The defined contribution system is full of flaws. Many participants, particularly in small plans, pay too much in fees. They get meager average returns. The system isn’t universal. And, worst of all, it offers no mechanism for turning savings into retirement income.
But it’s clear from the testimony presented to the Senate Committee on Finance on September 15 that attempts to cure the system of its ills would probably irritate plan sponsors and perhaps discourage them from offering plans at all.
Well-intended government efforts to reform the pension industry have backfired before, as the history of defined benefit pensions illustrates.
Take, for instance, the proposal put forward by William G. Gale of the Brookings Institution. Instead of letting 401(k) plan participants exclude contributions (up to $49,000) from their taxable income, the government would credit a certain percentage of the contribution to the participants’ tax-deferred savings accounts.
The size of the credit would determine its cost. If the credit—i.e., the tax subsidy—were equal to a flat 18% of the contribution, it would reduce the federal tax expenditure on 401(k) plans by $450 billion over the next 10 years. If the credit were set at 30%, it would maintain the current tax expenditure, which is estimated at about $70 billion a year ($123 billion for all retirement savings programs).
Gale’s proposal would help reduce the federal deficit. It would also ensure that participants save rather than spend the federal subsidy of their contribution and sweeten the subsidy for the participants in the lowest tax brackets.
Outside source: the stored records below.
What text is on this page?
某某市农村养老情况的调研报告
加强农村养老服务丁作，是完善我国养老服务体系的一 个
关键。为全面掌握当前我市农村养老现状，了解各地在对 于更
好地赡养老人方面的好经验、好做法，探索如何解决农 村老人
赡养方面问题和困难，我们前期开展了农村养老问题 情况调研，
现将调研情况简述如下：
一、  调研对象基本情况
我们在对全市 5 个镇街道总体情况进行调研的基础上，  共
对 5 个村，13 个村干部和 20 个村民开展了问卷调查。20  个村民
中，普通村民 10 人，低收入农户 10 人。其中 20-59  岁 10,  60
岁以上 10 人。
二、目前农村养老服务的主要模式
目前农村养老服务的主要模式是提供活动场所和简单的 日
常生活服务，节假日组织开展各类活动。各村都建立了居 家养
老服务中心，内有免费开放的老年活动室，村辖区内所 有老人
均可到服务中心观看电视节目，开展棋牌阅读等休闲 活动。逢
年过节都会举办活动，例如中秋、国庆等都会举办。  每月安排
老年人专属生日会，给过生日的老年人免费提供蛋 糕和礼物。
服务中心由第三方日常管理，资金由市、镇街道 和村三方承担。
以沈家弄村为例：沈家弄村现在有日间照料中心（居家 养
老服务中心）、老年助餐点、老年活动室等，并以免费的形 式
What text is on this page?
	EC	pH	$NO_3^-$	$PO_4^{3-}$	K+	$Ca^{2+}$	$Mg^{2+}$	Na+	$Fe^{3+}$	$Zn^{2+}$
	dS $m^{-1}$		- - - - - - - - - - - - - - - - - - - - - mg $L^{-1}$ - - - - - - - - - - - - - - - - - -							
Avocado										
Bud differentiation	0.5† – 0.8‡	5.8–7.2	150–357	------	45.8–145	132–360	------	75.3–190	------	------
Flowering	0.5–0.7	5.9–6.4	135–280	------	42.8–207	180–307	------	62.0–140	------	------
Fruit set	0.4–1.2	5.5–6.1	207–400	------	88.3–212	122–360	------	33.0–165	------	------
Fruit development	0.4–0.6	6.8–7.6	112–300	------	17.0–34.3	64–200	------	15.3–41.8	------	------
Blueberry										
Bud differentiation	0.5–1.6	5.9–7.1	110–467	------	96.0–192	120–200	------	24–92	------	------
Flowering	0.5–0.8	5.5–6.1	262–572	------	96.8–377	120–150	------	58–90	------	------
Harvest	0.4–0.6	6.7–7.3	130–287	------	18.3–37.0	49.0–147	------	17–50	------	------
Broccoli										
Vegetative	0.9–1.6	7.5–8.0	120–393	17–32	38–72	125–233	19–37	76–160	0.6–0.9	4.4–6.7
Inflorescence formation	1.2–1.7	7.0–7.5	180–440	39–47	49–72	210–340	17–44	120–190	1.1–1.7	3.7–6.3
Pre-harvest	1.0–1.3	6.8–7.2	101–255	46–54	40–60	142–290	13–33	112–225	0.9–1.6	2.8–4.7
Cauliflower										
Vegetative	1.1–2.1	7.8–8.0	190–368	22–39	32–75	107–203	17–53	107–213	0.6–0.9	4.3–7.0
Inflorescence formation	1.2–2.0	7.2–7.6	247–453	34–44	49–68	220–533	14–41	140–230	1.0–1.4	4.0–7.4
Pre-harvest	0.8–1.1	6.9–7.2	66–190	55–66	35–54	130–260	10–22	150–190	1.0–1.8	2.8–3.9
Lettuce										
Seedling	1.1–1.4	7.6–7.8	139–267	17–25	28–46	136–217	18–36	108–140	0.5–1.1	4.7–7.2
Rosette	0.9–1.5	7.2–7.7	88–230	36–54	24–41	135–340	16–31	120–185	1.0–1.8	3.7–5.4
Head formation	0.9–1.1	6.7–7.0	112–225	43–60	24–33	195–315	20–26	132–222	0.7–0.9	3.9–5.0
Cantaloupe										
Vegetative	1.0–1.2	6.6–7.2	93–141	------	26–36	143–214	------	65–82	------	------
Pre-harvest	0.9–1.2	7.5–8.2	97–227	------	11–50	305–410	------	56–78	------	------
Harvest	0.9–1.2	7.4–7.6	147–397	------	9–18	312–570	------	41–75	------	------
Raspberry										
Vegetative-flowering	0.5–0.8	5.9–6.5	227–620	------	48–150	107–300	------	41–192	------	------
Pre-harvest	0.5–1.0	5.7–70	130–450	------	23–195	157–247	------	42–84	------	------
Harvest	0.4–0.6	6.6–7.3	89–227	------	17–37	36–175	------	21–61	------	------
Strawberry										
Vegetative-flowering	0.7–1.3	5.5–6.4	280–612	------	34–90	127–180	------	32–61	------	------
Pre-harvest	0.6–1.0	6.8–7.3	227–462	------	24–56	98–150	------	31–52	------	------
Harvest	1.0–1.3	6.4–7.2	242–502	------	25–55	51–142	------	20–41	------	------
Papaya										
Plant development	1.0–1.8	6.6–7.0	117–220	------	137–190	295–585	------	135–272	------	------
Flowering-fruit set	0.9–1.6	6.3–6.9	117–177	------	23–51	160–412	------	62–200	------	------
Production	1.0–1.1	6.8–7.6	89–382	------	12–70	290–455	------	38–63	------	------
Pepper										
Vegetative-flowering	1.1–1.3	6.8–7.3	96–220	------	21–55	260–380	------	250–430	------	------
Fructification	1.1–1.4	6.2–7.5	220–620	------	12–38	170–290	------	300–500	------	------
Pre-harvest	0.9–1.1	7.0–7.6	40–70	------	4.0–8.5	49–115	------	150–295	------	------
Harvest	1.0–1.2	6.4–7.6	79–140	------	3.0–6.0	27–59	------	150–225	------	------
In short, he offers something for liberals, who claim that tax expenditures that encourage retirement saving accrue disproportionately to those in the highest tax brackets, and something for conservatives, who want to reduce the federal deficit.
But the proposal, by flattening the subsidy, would effectively raise the taxes of a company’s owners and highest-paid employees—the people on whose favor the decision to sponsor a plan or not usually (unless the employees are unionized) depends. According to Gale’s data, the 18% subsidy would mean a tax hike for the top 40% of earners; the 30% subsidy would raise taxes for the top six percent of earners.
Karen Friedman of the Pension Rights Center proposed four additional reforms. The freshest and most intriguing of those ideas seemed to be the “reverse match.” Employers would make the initial contributions to their employees’ defined contribution accounts, and employees would be encouraged to match those. Under the current system, employers make no contributions unless the employee contributes.
In her hypothetical example, an employer might contribute 3% of pay to all employees, and the employee might be able to contribute up to 6%. This would ensure a contribution for all employees who don’t currently contribute at all.
But it would also mean, presumably, a vast reduction in the current contribution limit (100% of compensation, up to $49,000 or $54,500 for those over age 50), and a consequent reduction in tax benefits for those able to make large contributions. Again, it’s hard to imagine corporate decision makers warming up to that idea.
At the heart of the debate over 401(k) equitability is a sharp disagreement over how the spoils of the annual federal tax expenditure to encourage retirement savings are divided, and how they should be divided.
During the September 15 Senate hearings, Jack Van der Hei of the Employee Benefit Research Institute, whose members include all the major 401(k) service providers, and Judy Miller, representing the American Society of Pension Professionals and Actuaries, whose members are mainly third-party plan administrators, testified that most of the federal subsidy accrues to the non-wealthy.
Households with less than $100,000 in AGI pay about 26% of income taxes but receive about 62% of the defined contribution plan tax incentives, Miller said. Friedman said that two-thirds of the value of tax expenditures for retirement savings plans go to households in the top income quintile, or top 20% of earners.
Common sense suggests that, on a per capita basis, the benefits of the federal tax expenditures for retirement savings would go disproportionately to those with the highest compensations and the biggest tax bills. But common sense would also suggest that the majority of the tax expenditures would inevitably go to households earning under $100,000, simply because they represent 80% of all taxpayers, according to the Census Bureau.
Does someone who pays more in taxes deserve a bigger tax incentive to save? The 401(k) reformers would say no. They argue that those with high incomes need no incentive at all—that they would save even without incentives because they earn more than they “need.” (Need, of course, remains stubbornly indefinable.)
So the debate drones on. As long as the law doesn’t require company owners and decision-makers to sponsor workplace retirement savings plans, reforms that hurt them in their wallets won’t get traction. If reformers push them too hard, some sponsors will stop sponsoring. To persuade people who have other options, carrots make the best motivators. The stick approach alone has limitations.